Background & how it works

USDA Farm Service Agency and SBA 7(a) programs are designed around the seasonal nature of dairy operations. They allow debt to be rolled into a single loan with predictable payments, and they tie eligibility to the farm’s operating income rather than personal credit alone. This structure protects liquidity during milk price swings and facilitates investment in herd expansion or automated milking systems. By 2026, the average dairy farm in New York with the metrics above is well‑positioned to secure a refinance at a competitive 8–10% APR, keeping monthly payments within 8–12% of revenue.

Bottom line

If your farm meets the $70k monthly revenue, < 40% debt‑to‑income, and 1.25× DSCR thresholds, you can refinance at 8–10% APR in 2026. Enter your figures on the affordability calculator to see the exact rate you qualify for.

Disclosures

This content is for educational purposes only and is not financial advice. dairyfarmfinancing.com may receive compensation from partner lenders, which may influence which products are featured.

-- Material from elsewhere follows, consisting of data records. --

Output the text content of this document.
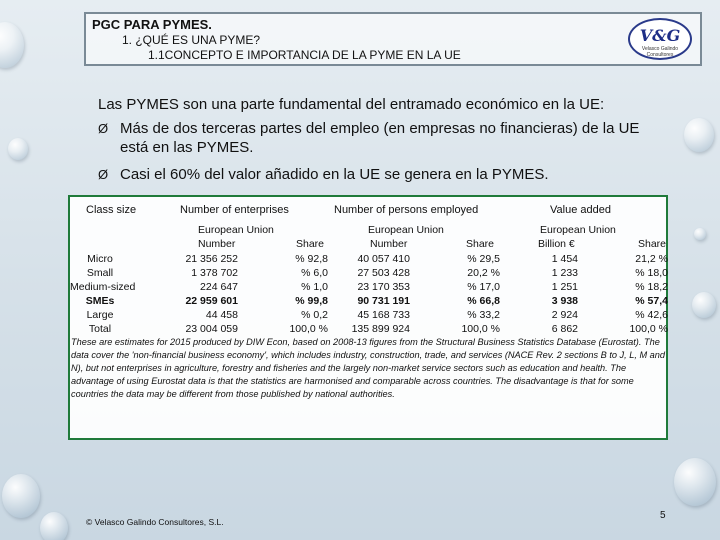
PGC PARA PYMES.
1. ¿QUÉ ES UNA PYME?
1.1CONCEPTO E IMPORTANCIA DE LA PYME EN LA UE
V&G
Velasco Galindo Consultores
Las PYMES son una parte fundamental del entramado económico en la UE:
Ø Más de dos terceras partes del empleo (en empresas no financieras) de la UE
está en las PYMES.
Ø Casi el 60% del valor añadido en la UE se genera en la PYMES.
Class size	Number of enterprises	Number of persons employed	Value added
European Union	European Union	European Union
Number	Share	Number	Share	Billion €	Share
Micro	21 356 252	% 92,8	40 057 410	% 29,5	1 454	21,2 %
Small	1 378 702	% 6,0	27 503 428	20,2 %	1 233	% 18,0
Medium-sized	224 647	% 1,0	23 170 353	% 17,0	1 251	% 18,2
SMEs	22 959 601	% 99,8	90 731 191	% 66,8	3 938	% 57,4
Large	44 458	% 0,2	45 168 733	% 33,2	2 924	% 42,6
Total	23 004 059	100,0 % 135 899 924	100,0 %	6 862	100,0 %
These are estimates for 2015 produced by DIW Econ, based on 2008-13 figures from the Structural Business Statistics Database (Eurostat). The data cover the 'non-financial business economy', which includes industry, construction, trade, and services (NACE Rev. 2 sections B to J, L, M and N), but not enterprises in agriculture, forestry and fisheries and the largely non-market service sectors such as education and health. The advantage of using Eurostat data is that the statistics are harmonised and comparable across countries. The disadvantage is that for some countries the data may be different from those published by national authorities.
© Velasco Galindo Consultores, S.L.
5
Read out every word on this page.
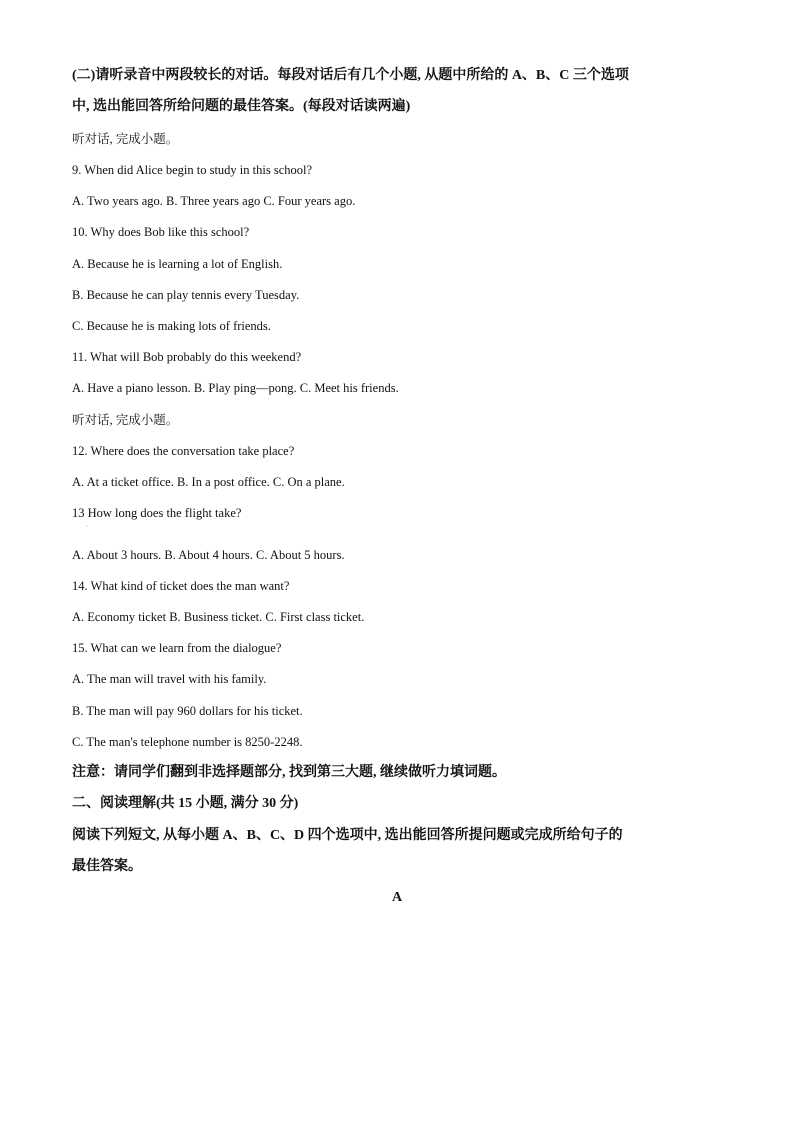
(二)请听录音中两段较长的对话。每段对话后有几个小题, 从题中所给的 A、B、C 三个选项
中, 选出能回答所给问题的最佳答案。(每段对话读两遍)
听对话, 完成小题。
9. When did Alice begin to study in this school?
A. Two years ago. B. Three years ago C. Four years ago.
10. Why does Bob like this school?
A. Because he is learning a lot of English.
B. Because he can play tennis every Tuesday.
C. Because he is making lots of friends.
11. What will Bob probably do this weekend?
A. Have a piano lesson. B. Play ping—pong. C. Meet his friends.
听对话, 完成小题。
12. Where does the conversation take place?
A. At a ticket office. B. In a post office. C. On a plane.
13 How long does the flight take?
·
A. About 3 hours. B. About 4 hours. C. About 5 hours.
14. What kind of ticket does the man want?
A. Economy ticket B. Business ticket. C. First class ticket.
15. What can we learn from the dialogue?
A. The man will travel with his family.
B. The man will pay 960 dollars for his ticket.
C. The man's telephone number is 8250-2248.
注意：请同学们翻到非选择题部分, 找到第三大题, 继续做听力填词题。
二、阅读理解(共 15 小题, 满分 30 分)
阅读下列短文, 从每小题 A、B、C、D 四个选项中, 选出能回答所提问题或完成所给句子的
最佳答案。
A
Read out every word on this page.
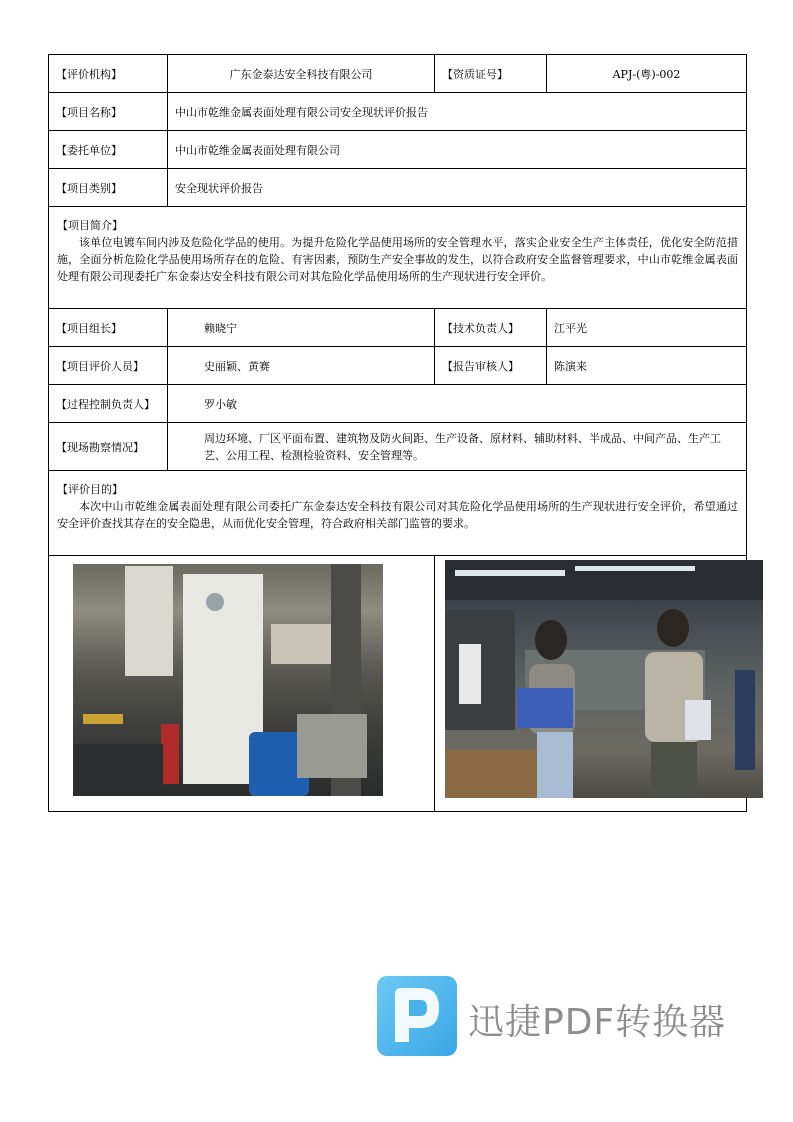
【评价机构】	广东金泰达安全科技有限公司	【资质证号】	APJ-(粤)-002
【项目名称】	中山市乾维金属表面处理有限公司安全现状评价报告		
【委托单位】	中山市乾维金属表面处理有限公司		
【项目类别】	安全现状评价报告		

【项目简介】
该单位电镀车间内涉及危险化学品的使用。为提升危险化学品使用场所的安全管理水平，落实企业安全生产主体责任，优化安全防范措施，全面分析危险化学品使用场所存在的危险、有害因素，预防生产安全事故的发生，以符合政府安全监督管理要求，中山市乾维金属表面处理有限公司现委托广东金泰达安全科技有限公司对其危险化学品使用场所的生产现状进行安全评价。			

【项目组长】	赖晓宁	【技术负责人】	江平光
【项目评价人员】	史丽颖、黄赛	【报告审核人】	陈演来
【过程控制负责人】	罗小敏		
【现场勘察情况】	周边环境、厂区平面布置、建筑物及防火间距、生产设备、原材料、辅助材料、半成品、中间产品、生产工艺、公用工程、检测检验资料、安全管理等。		

【评价目的】
本次中山市乾维金属表面处理有限公司委托广东金泰达安全科技有限公司对其危险化学品使用场所的生产现状进行安全评价，希望通过安全评价查找其存在的安全隐患，从而优化安全管理，符合政府相关部门监管的要求。			

迅捷PDF转换器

Rates, terms, and availability vary by lender and applicant qualifications.

Sources

Related questions

What are the eligibility criteria for USDA refinancing for dairy farms?

Eligibility requires a minimum of $70k gross monthly revenue, debt‑to‑income below 40%, a 1.25× debt‑service coverage ratio, and collateral such as milk quota or farm assets.

Can a dairy farm with a lower credit score refinance in New York?

Fair‑credit borrowers (FICO 620–679) can refinance but will face a 3–5% APR premium; scores below 620 typically need non‑USDA lenders.

What is the typical term for a dairy farm refinance?

Terms generally range from 48 to 84 months, with monthly payments capped at 8–12% of gross monthly revenue.